そんな青春の日の忘れ得ぬ思い出を、岩手山の残雪の影(すがた)に重ねた後影越しに追想する。
その2 刹那
留めようもない愛しい時の流れの中での“今”であり、次第に迫り来る別れの悲しみに彩られた“今”という意味での“刹那”。そんな心に刻み込まれていくような今のこの瞬間瞬間の愛おしさ、それを禅の言葉で表現するとすれば“一期一会”の心といえばいいだろうか。
17歳における大阪での再会の日。
別れの時が次第に迫る限られた時の中で、一秒一秒の時間の刻みはそれだけでただ哀しいほど愛おしかった。写真がその一瞬一瞬を時の流れに刻み込んで永くその映像を留めるように、二人が紡ぐ刹那刹那の時の重なりは思い出という鈍色(セピアいろ)の写真として胸の奥深くに刻み込まれていく。
その3 影絵
あの日、走馬灯のように心を巡った思い出という影絵の一コマ一コマは悩まししいほどに生々しく、これからの日々を思い出の中の住人として生きることを私の心に強いるものだった。
10年ぶりに盛岡を訪れ、走馬灯のように心に浮かんだ岩手山の残雪に映る10代の日の思い出。

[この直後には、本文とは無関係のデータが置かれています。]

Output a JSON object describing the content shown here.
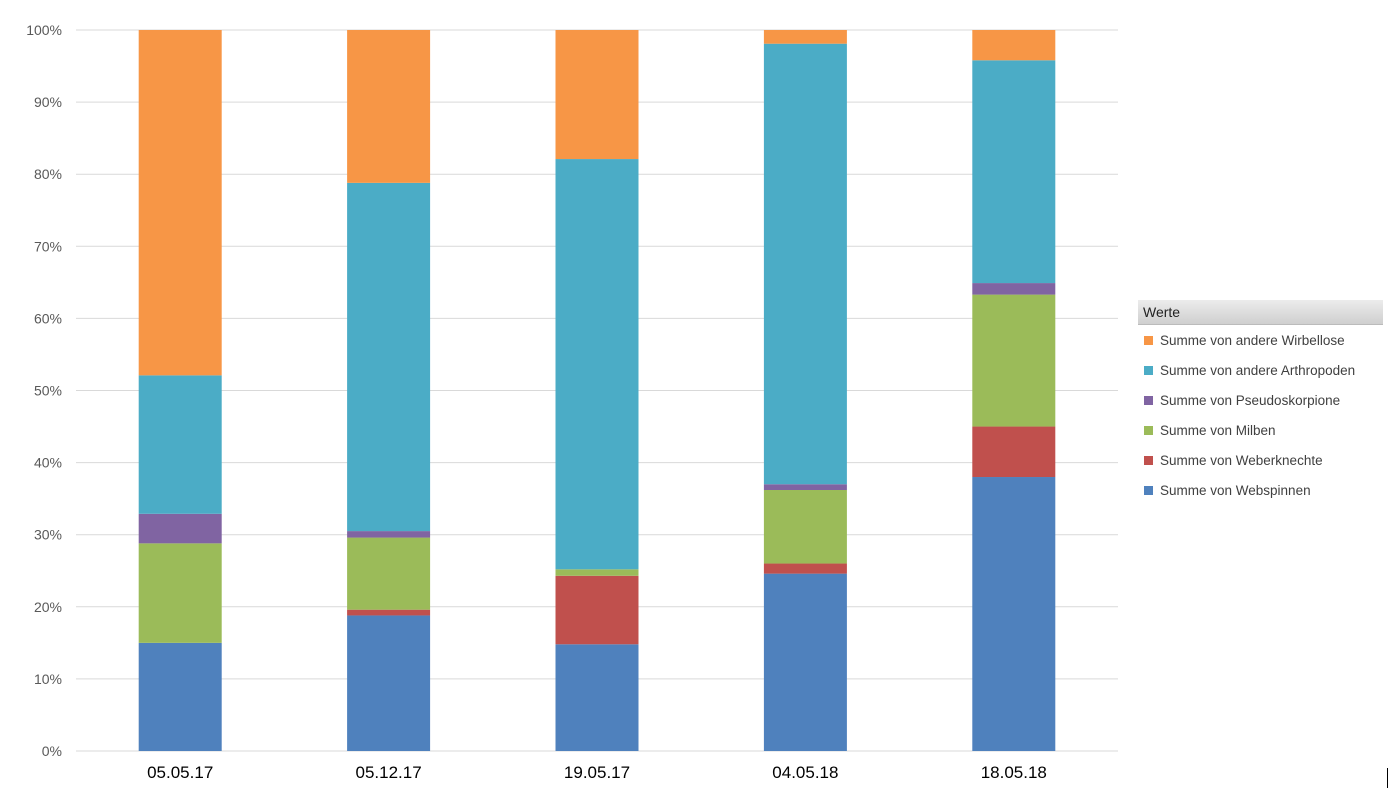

赤く熱く肌を焦がすように燃え盛りながらも不完全燃焼でブスブスと燻る炎に代わり、冷たく白い炎が体の奥深く骨の髄からゆらいでくるような静かな安らぎにつつまれていた。そんな深い安らぎの中、障子に写る手影絵でキツネやカニの動きに目を輝かす幼子のように、忘れ得ぬ思い出が刹那に燃え上がろうと魅せる影絵芝居に時の刻みも忘れて魅入っていた。